An undercover reporter working for MT attended the £40 course in Sittingbourne, Kent, in January 2012. After the course finished two hours early, the reporter made a formal complaint to accreditation body JAUPT and was interviewed by a DSA fraud investigation team in May.

Since then, investigators have been looking into the complaint but confirmed last week that they could find no evidence to back up the reporter’s complaint.

A spokesman for the DSA told MT: “The complaint was fully investigated in line with our standard procedures. It would not be appropriate to comment on the details of the investigation, but we can confirm that we did not find evidence of criminal activity. We will continue to monitor the training company as part of our regular compliance checks process.”

The hours logged to the DSA driver database for the undercover reporter and the other drivers on the course will stand.

Mark Magee, director for regulation, standards and development at the DSA, told a conference on the Driver CPC held by the IRU at Millbrook on 4 October that there were 1,247 training centres and 3,157 training courses approved by JAUPT. He said the DSA had recruited a dedicated team of auditors and all approved training centres had been audited at least once.
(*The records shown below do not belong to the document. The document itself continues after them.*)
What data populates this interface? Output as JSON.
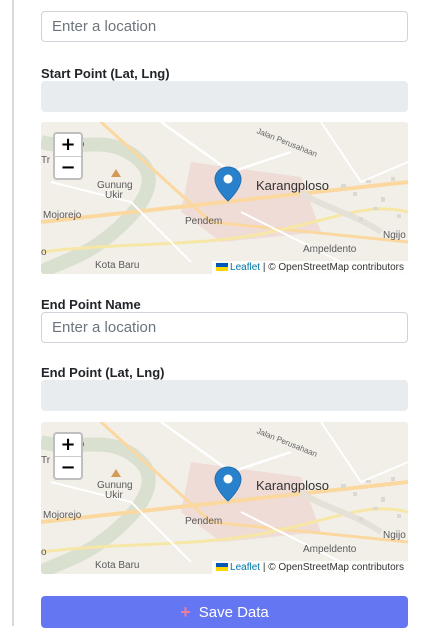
{
  "form": {
    "start_name_placeholder": "Enter a location",
    "start_point_label": "Start Point (Lat, Lng)",
    "start_point_value": "",
    "end_name_label": "End Point Name",
    "end_name_placeholder": "Enter a location",
    "end_point_label": "End Point (Lat, Lng)",
    "end_point_value": ""
  },
  "map": {
    "zoom_in": "+",
    "zoom_out": "−",
    "places": {
      "t_rejo": "Tr",
      "rejo": "ejo",
      "gunung": "Gunung",
      "ukir": "Ukir",
      "karangploso": "Karangploso",
      "mojorejo": "Mojorejo",
      "pendem": "Pendem",
      "ngijo": "Ngijo",
      "ampeldento": "Ampeldento",
      "kota_baru": "Kota Baru",
      "o": "o",
      "road": "Jalan Perusahaan"
    },
    "attribution_leaflet": "Leaflet",
    "attribution_rest": " | © OpenStreetMap contributors",
    "marker_color": "#2a81cb"
  },
  "actions": {
    "save_label": "Save Data",
    "save_color": "#6576f2"
  }
}
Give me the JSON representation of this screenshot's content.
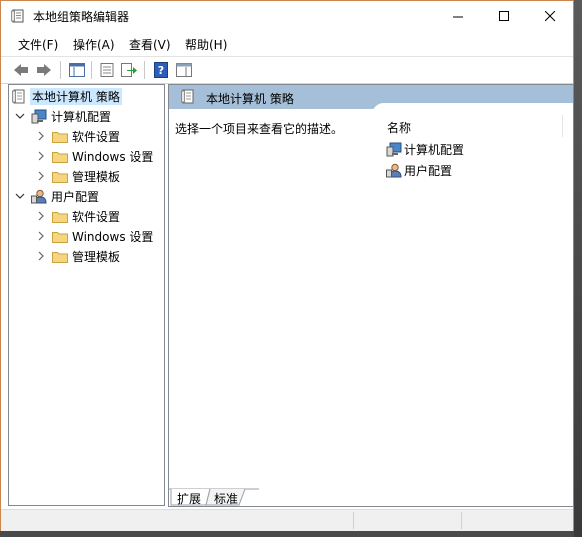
{
  "window": {
    "title": "本地组策略编辑器"
  },
  "menu": {
    "file": "文件(F)",
    "action": "操作(A)",
    "view": "查看(V)",
    "help": "帮助(H)"
  },
  "tree": {
    "root": "本地计算机 策略",
    "computer": "计算机配置",
    "user": "用户配置",
    "software": "软件设置",
    "windows": "Windows 设置",
    "admin": "管理模板"
  },
  "main": {
    "header": "本地计算机 策略",
    "description": "选择一个项目来查看它的描述。",
    "column_name": "名称",
    "items": [
      "计算机配置",
      "用户配置"
    ]
  },
  "tabs": {
    "extended": "扩展",
    "standard": "标准"
  },
  "colors": {
    "header_bg": "#a6bfd8",
    "selection": "#cce8ff",
    "folder": "#f5d67f",
    "window_border": "#c9864f"
  }
}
“The 2011-12 audit found that, generally, training was good quality and was delivered by competent and knowledgeable trainers. Inspectors found there were some weak management controls and some concerns about course content and duration.”

In response to complaints, Magee said two investigations have led to police involvement, and as a result one centre is no longer trading and one centre’s approval has been revoked.

The DSA has however ruled out mystery shopping where inspectors attend courses incognito, a measure that the industry has repeatedly called for to root out sub-standard training.